ImageCloak: An CNN Based Stegenography System
DOI:
https://doi.org/10.3126/kjse.v10i1.93864Keywords:
Image steganography, deep learning, Convolutional Neural Networks (CNNs), secure data embedding, image encoding, text encoding, SSIM, PSNR, MongoDB, Stego-image storage, private communication, data security, confidential information exchangeAbstract
ImageCloak is an advanced deep learning-based image steganography system that enables secure embedding and extraction of hidden data within digital images using Convolutional Neural Networks (CNNs).

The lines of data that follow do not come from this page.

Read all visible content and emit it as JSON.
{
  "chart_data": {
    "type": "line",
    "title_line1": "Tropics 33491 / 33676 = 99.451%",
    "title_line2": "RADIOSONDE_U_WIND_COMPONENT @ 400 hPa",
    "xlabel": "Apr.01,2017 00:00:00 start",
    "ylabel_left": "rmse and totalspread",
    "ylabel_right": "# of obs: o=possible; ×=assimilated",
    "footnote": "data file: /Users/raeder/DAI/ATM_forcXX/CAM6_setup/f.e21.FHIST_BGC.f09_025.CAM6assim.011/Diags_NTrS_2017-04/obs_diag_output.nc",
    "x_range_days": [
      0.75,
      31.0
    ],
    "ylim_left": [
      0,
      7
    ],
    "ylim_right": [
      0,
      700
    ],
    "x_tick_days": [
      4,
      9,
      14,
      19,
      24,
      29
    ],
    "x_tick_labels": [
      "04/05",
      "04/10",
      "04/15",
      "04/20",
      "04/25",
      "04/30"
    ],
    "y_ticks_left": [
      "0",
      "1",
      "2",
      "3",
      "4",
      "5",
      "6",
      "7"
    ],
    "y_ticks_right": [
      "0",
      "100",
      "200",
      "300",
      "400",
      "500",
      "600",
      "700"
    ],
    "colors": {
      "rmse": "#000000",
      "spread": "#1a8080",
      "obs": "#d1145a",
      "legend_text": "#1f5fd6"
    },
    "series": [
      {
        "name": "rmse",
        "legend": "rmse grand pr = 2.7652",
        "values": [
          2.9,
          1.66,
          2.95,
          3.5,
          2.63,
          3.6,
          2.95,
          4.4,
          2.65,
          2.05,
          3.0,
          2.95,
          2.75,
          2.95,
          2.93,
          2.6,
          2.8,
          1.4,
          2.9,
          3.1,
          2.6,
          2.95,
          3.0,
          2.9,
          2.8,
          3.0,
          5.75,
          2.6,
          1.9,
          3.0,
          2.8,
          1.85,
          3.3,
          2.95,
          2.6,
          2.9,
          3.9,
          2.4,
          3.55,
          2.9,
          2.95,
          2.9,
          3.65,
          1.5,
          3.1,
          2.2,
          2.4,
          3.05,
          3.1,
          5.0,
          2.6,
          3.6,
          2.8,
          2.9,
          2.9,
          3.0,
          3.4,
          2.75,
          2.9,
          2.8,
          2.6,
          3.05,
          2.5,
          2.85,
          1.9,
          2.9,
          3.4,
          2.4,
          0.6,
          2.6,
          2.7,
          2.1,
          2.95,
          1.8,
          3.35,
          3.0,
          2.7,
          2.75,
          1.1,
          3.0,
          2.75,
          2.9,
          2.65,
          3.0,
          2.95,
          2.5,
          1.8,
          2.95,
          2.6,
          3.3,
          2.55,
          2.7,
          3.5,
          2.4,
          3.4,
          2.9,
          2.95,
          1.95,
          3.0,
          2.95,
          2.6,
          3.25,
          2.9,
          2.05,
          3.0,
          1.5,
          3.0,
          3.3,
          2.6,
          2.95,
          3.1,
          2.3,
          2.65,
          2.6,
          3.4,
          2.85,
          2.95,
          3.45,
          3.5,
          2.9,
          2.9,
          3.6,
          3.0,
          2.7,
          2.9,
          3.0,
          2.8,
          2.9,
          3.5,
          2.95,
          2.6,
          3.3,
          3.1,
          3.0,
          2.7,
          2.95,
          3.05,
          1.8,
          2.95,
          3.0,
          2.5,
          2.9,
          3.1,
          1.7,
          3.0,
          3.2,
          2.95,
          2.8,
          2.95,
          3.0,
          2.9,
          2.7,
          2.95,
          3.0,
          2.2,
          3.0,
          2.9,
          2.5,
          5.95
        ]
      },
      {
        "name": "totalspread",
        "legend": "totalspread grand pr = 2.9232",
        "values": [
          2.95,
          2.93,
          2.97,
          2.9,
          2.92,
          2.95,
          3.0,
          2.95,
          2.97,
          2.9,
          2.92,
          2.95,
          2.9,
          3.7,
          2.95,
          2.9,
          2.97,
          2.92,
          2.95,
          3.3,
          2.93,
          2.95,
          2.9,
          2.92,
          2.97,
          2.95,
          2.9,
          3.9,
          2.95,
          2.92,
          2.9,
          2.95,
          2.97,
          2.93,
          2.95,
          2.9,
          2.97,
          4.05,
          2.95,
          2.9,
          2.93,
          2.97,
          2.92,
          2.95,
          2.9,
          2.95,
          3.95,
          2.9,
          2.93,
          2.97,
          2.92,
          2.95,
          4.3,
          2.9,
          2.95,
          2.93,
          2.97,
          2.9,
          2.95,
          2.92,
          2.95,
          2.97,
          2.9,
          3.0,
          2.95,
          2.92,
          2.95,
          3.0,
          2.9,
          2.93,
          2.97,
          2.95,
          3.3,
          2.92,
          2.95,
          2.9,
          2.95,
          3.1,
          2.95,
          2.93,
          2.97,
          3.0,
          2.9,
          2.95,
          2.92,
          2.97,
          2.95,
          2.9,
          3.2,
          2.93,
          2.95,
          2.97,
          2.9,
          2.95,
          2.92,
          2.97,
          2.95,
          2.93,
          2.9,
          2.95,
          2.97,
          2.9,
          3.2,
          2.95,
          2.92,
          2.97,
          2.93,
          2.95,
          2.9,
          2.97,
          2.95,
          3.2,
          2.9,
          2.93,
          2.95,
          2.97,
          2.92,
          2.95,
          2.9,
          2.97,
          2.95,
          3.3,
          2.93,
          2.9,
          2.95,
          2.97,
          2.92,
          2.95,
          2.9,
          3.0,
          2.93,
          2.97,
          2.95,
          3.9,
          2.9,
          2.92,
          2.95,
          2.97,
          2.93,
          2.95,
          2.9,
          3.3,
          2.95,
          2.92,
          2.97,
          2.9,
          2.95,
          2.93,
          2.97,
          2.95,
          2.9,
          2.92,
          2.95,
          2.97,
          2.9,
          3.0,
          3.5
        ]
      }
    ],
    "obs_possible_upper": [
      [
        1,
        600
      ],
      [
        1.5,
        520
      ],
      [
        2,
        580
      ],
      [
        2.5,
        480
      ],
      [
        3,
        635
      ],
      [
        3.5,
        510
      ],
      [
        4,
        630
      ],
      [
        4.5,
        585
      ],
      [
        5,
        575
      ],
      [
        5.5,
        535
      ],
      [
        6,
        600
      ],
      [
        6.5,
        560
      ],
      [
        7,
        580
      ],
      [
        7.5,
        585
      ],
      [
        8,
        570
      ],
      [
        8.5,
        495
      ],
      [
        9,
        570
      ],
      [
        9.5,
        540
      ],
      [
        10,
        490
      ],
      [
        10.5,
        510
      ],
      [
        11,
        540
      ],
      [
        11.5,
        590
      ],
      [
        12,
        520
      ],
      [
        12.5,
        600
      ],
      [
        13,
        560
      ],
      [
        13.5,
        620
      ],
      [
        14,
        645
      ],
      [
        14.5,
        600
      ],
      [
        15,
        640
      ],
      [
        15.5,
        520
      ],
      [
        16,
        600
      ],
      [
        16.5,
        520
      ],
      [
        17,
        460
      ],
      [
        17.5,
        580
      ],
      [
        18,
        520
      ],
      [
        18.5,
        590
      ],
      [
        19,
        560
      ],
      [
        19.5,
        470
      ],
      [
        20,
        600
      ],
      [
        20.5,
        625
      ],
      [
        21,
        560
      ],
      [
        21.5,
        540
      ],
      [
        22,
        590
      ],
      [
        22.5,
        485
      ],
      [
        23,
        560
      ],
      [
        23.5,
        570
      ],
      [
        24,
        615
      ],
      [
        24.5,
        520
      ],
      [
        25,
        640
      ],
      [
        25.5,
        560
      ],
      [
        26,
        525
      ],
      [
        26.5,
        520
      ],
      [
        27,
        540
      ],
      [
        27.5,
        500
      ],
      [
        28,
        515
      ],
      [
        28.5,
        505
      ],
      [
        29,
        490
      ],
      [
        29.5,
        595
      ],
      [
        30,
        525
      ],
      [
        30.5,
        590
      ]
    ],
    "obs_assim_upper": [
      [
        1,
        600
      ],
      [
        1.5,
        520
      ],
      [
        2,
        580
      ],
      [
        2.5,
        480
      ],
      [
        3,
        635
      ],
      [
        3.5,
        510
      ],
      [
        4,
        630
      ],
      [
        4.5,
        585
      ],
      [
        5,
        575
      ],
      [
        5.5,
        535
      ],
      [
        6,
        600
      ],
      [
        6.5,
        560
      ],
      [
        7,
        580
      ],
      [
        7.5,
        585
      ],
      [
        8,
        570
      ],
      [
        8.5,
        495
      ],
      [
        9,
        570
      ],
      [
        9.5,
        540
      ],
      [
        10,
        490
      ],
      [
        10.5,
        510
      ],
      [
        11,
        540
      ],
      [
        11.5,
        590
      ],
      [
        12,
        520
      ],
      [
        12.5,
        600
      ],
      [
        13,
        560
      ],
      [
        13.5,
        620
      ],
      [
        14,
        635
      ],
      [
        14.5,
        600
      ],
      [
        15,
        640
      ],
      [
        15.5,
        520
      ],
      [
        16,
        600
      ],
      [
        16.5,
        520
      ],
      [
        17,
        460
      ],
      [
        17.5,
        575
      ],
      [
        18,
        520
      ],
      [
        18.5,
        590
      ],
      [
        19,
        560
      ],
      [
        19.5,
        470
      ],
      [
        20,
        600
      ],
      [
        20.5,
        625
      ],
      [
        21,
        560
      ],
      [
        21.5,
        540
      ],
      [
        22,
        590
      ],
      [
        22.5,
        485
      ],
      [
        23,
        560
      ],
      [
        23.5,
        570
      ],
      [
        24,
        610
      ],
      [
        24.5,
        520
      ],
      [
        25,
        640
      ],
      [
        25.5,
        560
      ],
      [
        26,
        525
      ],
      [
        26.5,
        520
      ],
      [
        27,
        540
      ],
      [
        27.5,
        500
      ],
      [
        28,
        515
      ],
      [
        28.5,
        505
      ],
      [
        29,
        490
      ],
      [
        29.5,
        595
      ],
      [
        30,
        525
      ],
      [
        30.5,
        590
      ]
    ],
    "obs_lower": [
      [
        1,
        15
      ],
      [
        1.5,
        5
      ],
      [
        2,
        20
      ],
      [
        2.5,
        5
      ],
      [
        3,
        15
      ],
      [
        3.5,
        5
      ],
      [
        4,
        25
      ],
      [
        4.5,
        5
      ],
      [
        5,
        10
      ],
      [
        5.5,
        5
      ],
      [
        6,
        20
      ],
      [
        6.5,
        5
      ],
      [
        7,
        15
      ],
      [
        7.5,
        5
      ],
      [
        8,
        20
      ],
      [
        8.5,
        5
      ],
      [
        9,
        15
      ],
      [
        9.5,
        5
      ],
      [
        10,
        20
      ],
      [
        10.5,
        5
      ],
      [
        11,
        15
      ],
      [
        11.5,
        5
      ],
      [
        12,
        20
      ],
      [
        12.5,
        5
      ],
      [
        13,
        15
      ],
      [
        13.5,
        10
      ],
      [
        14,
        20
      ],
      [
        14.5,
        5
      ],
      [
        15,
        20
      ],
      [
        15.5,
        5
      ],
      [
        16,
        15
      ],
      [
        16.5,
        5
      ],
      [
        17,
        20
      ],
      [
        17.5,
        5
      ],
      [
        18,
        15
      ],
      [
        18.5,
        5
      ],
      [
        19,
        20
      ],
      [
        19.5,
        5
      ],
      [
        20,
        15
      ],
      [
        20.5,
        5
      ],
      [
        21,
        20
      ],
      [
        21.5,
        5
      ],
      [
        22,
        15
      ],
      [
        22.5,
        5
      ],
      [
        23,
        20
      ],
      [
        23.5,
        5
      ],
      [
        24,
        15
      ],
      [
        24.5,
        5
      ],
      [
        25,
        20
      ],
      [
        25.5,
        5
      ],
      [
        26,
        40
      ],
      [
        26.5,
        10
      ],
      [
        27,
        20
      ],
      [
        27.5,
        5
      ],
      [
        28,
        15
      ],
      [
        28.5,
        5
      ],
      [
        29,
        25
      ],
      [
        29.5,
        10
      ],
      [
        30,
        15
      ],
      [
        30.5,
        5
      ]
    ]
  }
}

The system achieves high performance, with 91.48% testing accuracy in text encoding and image encoding results of SSIM: 0.8898 and PSNR: 31.12 dB, ensuring that the concealed data remains imperceptible while preserving the visual quality of the cover image. To enhance scalability and usability, ImageCloak integrates MongoDB for efficient storage and retrieval of stego-images, allowing users to manage hidden data securely over time. The system also employs robust security measures to prevent unauthorized access, ensuring that sensitive information remains protected. Additionally, it supports seamless sharing of encoded images among authorized users, making it an effective solution for private communication, secure data exchange, and long-term confidential storage. By leveraging deep learning techniques and advanced embedding methods, ImageCloak provides a reliable and scalable approach to modern steganographic applications, enhancing data privacy and security in digital communication.